The work of crucifying the passions in us that grow from self-love is how we draw near in the fear of God, with faith and in love to the Holy Eucharist, the Holy Thanksgiving of the Lord Jesus Christ so that He can save us; i.e., unite us to Himself in the love of God. This ascetic work of crucifying the passions in our souls that grow from self-love, then, is our work that we must do, for it is our work of love that answers the work of the Cross that God did for us in His love for us. It is our work of love by which we choose to love God so that we may be united with Him in love.

This work of rooting out self-love that we may return the love of God in order to love Him with all our heart, soul, strength and mind is the work we take up when we take up our cross in the form of the Church’s ascetic disciplines: prayer both private and together in the worship of the Church; fasting both at home and at Church, fasting not just from food but fasting with all of our senses in order to cultivate inward stillness and self-control; spiritual reading in order to shape our mind by the Gospel and not by the world; and sincere confession so that we are not deceived by our self-love and project our own sins and transgressions on others. That is when we fall into self-righteousness. We take it as our work to point out the speck in our brother’s eye, but we do not look in the mirror to see the beam in our own eye. When we fall into that deceptive trap of self-love, we remain un-cleansed and unsaved, even as we are receiving the love of God in the sacraments of the Church. I submit that these ascetic disciplines of prayer, fasting, spiritual reading and confession are how we “go and show ourselves to the priest,” as the Lord commanded the ten lepers to do. And, I submit that these ascetic disciplines are how we do as the Lord commanded the one leper who drew near to Him in Holy Thanksgiving, in Holy Eucharist. He commanded the one leper to “rise and go.” That is to say, rise up in the love of God’s Heavenly Spirit that you have received in Holy Eucharist; rise up in the power of Christ’s resurrection, and take up the cross and set out to follow Christ in repentance on the path of the Church’s ascetic disciplines, for the purpose of turning your self-love into the love of God and the love of your neighbor as yourself.
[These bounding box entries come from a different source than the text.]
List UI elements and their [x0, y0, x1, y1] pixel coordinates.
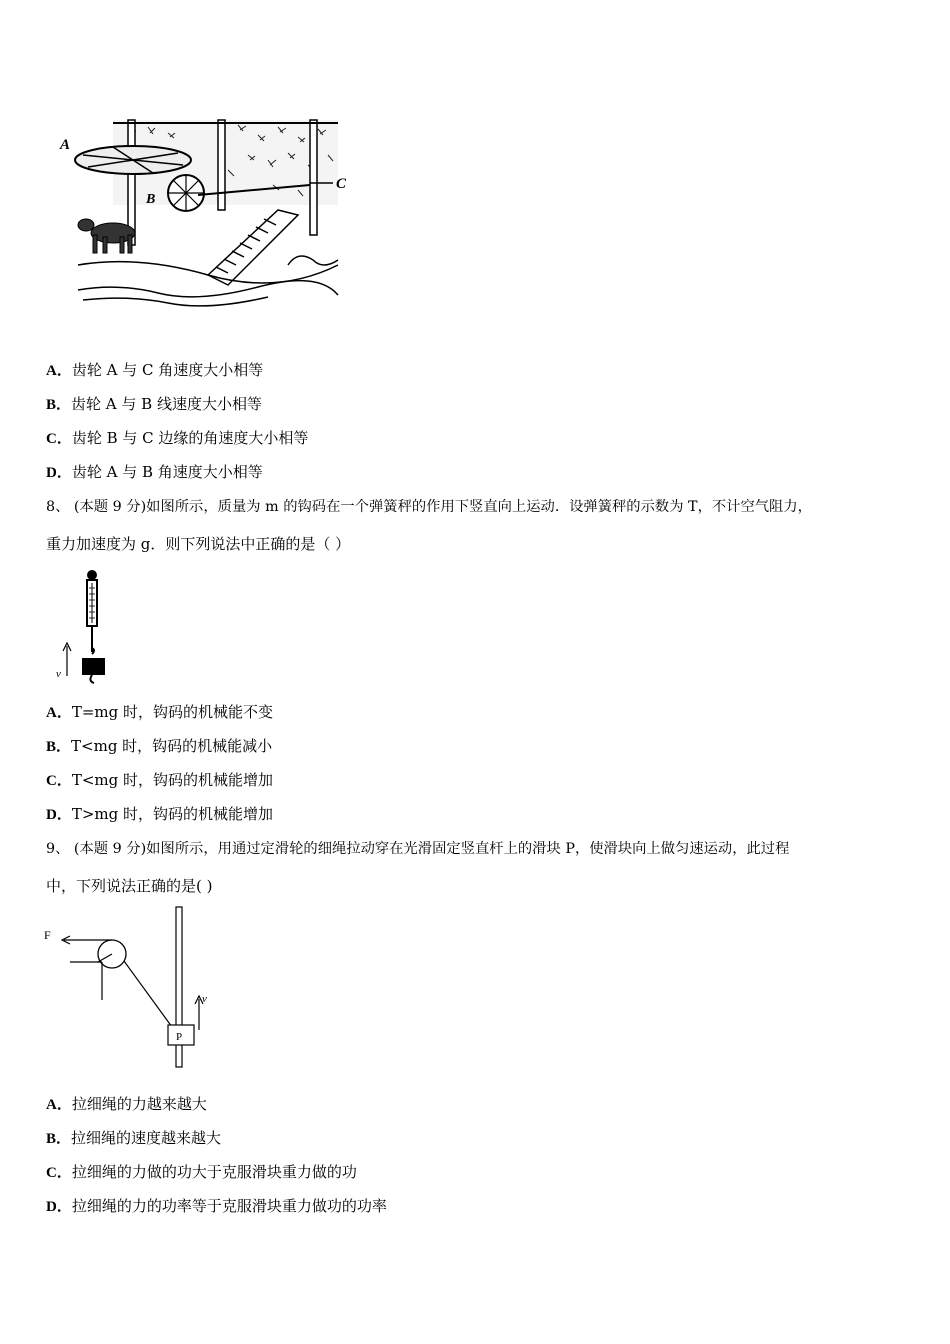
- q9-option-a[interactable]: A．拉细绳的力越来越大: [46, 1095, 207, 1113]
- force-label: F: [44, 928, 51, 942]
- gear-a-label: A: [60, 137, 71, 153]
- slider-label: P: [176, 1031, 183, 1043]
- q9-option-b[interactable]: B．拉细绳的速度越来越大: [46, 1129, 222, 1147]
- q9-option-d[interactable]: D．拉细绳的力的功率等于克服滑块重力做功的功率: [46, 1197, 387, 1215]
- gear-c-label: C: [336, 176, 347, 192]
- q8-option-d[interactable]: D．T>mg 时，钩码的机械能增加: [46, 805, 274, 823]
- q8-option-c[interactable]: C．T<mg 时，钩码的机械能增加: [46, 771, 274, 789]
- q9-option-c[interactable]: C．拉细绳的力做的功大于克服滑块重力做的功: [46, 1163, 357, 1181]
- velocity-label: v: [56, 668, 61, 680]
- q7-option-c[interactable]: C．齿轮 B 与 C 边缘的角速度大小相等: [46, 429, 309, 447]
- q8-stem-line2: 重力加速度为 g．则下列说法中正确的是（ ）: [46, 535, 351, 553]
- gear-b-label: B: [146, 192, 156, 207]
- q9-stem-line1: 9、 (本题 9 分)如图所示，用通过定滑轮的细绳拉动穿在光滑固定竖直杆上的滑块 P，使滑块向上做匀速运动，此过程: [46, 841, 790, 857]
- q8-stem-line1: 8、 (本题 9 分)如图所示，质量为 m 的钩码在一个弹簧秤的作用下竖直向上运动．设弹簧秤的示数为 T，不计空气阻力，: [46, 499, 812, 515]
- q8-option-b[interactable]: B．T<mg 时，钩码的机械能减小: [46, 737, 273, 755]
- q7-option-d[interactable]: D．齿轮 A 与 B 角速度大小相等: [46, 463, 263, 481]
- waterwheel-figure: [58, 115, 358, 315]
- q7-option-b[interactable]: B．齿轮 A 与 B 线速度大小相等: [46, 395, 262, 413]
- q8-option-a[interactable]: A．T=mg 时，钩码的机械能不变: [46, 703, 274, 721]
- q9-stem-line2: 中，下列说法正确的是( ): [46, 877, 213, 895]
- spring-scale-figure: [52, 566, 122, 691]
- q7-option-a[interactable]: A．齿轮 A 与 C 角速度大小相等: [46, 361, 264, 379]
- pulley-slider-figure: [40, 905, 230, 1070]
- velocity-label: v: [202, 993, 207, 1005]
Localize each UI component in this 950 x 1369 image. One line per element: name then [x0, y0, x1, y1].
This is the spiritual context in which we welcome this morning a dear brother, Fr Nick Kasemeotes. He will be sharing with us the work of FOCUS NA. It may well be that this is a gift to us from God, even an answer to our prayers that God would teach us to love Him as He commands. For, we have in the opportunity FOCUS offers us a way for us to redeem the time, as St Paul exhorts us this morning in his letter to the Ephesians. We have an opportunity to rise up and go, as the Lord commands the leper this morning; to go together on the path of the Church’s ascetic disciplines to help each other in this spiritual work of our Christian Faith to root out self-love from our heart so that our hearts will become healthy again, ready to receive the Heavenly Spirit and to become one with God in the love of God, the salvation of God. Then, when in the salvation of God, we rise up and go, it will be to rise up and go into the Life of the Holy Trinity in the grace of Our Lord Jesus Christ, in the love of God the Father and the Communion of the Holy Spirit. Amen.